Watson to gain ability to “see” with planned acquisition of Merge Healthcare

Aug. 6, 2015

IBM announces that Watson will gain the ability to “see” by bringing together Watson’s image analytics and cognitive capabilities with data and images obtained from Merge Healthcare‘s medical imaging management platform. IBM plans to acquire Merge, a provider of medical image handling and processing, interoperability and clinical systems, in an effort to unlock the value of medical images to help physicians make better patient care decisions.

Merge’s technology platforms are used at more than 7,500 U.S. healthcare sites, as well as most of the world’s leading clinical research institutes and pharmaceutical firms to manage a growing body of medical images. The vision is that these organizations could use the Watson Health Cloud to surface new insights from a consolidated, patient-centric view of current and historical images, electronic health records, data from wearable devices and other related medical data, in a HIPAA-enabled environment.

Under terms of the transaction, Merge shareholders would receive $7.13 per share in cash, for a total transaction value of $1 billion. The closing of the transaction is subject to regulatory review, Merge shareholder approval, and other customary closing conditions, and is anticipated to occur later this year. It is IBM’s third major health-related acquisition – and the largest – since launching its Watson Health unit in April, following Phytel (population health) and Explorys (cloud based healthcare intelligence).

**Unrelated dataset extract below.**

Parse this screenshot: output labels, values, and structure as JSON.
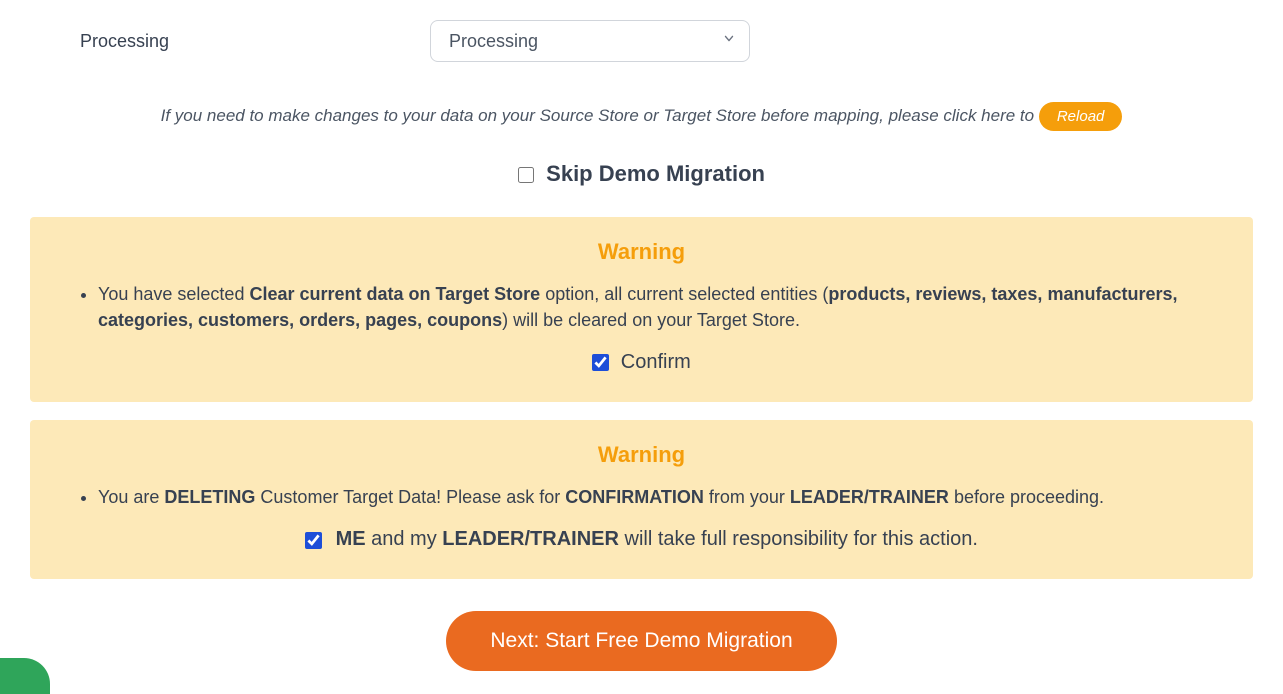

“Watson’s powerful cognitive and analytic capabilities, coupled with those from Merge and our other major strategic acquisitions, position IBM to partner with healthcare providers, research institutions, biomedical companies, insurers, and other organizations committed to changing the very nature of health and healthcare in the 21st century,” says John Kelly, Senior Vice President, IBM Research and Solutions Portfolio. “Giving Watson ‘eyes’ on medical images unlocks entirely new possibilities for the industry.”

The planned acquisition bolsters IBM’s strategy to add rich image analytics with deep learning to the Watson Health platform – in effect, advancing Watson beyond natural language and giving it the ability to “see.”

IBM plans to leverage the Watson Health Cloud to analyze and cross-reference medical images against a deep trove of lab results, electronic health records, genomic tests, clinical studies and other health-related data sources, already representing 315 billion data points and 90 million unique records.

Merge’s clients could compare new medical images with a patient’s image history as well as populations of similar patients to detect changes and anomalies. Insights generated by Watson could then help healthcare providers in fields including radiology, cardiology, orthopedics, and ophthalmology to pursue more personalized approaches to diagnosis, treatment and monitoring of patients.

“As Watson evolves, we are tackling more complex and meaningful problems by constantly evaluating bigger and more challenging data sets,” Kelly says. “Medical images are some of the most complicated data sets imaginable, and there is perhaps no more important area in which researchers can apply machine learning and cognitive computing. That’s the real promise of cognitive computing and its artificial intelligence components – helping to make us healthier and to improve the quality of our lives.”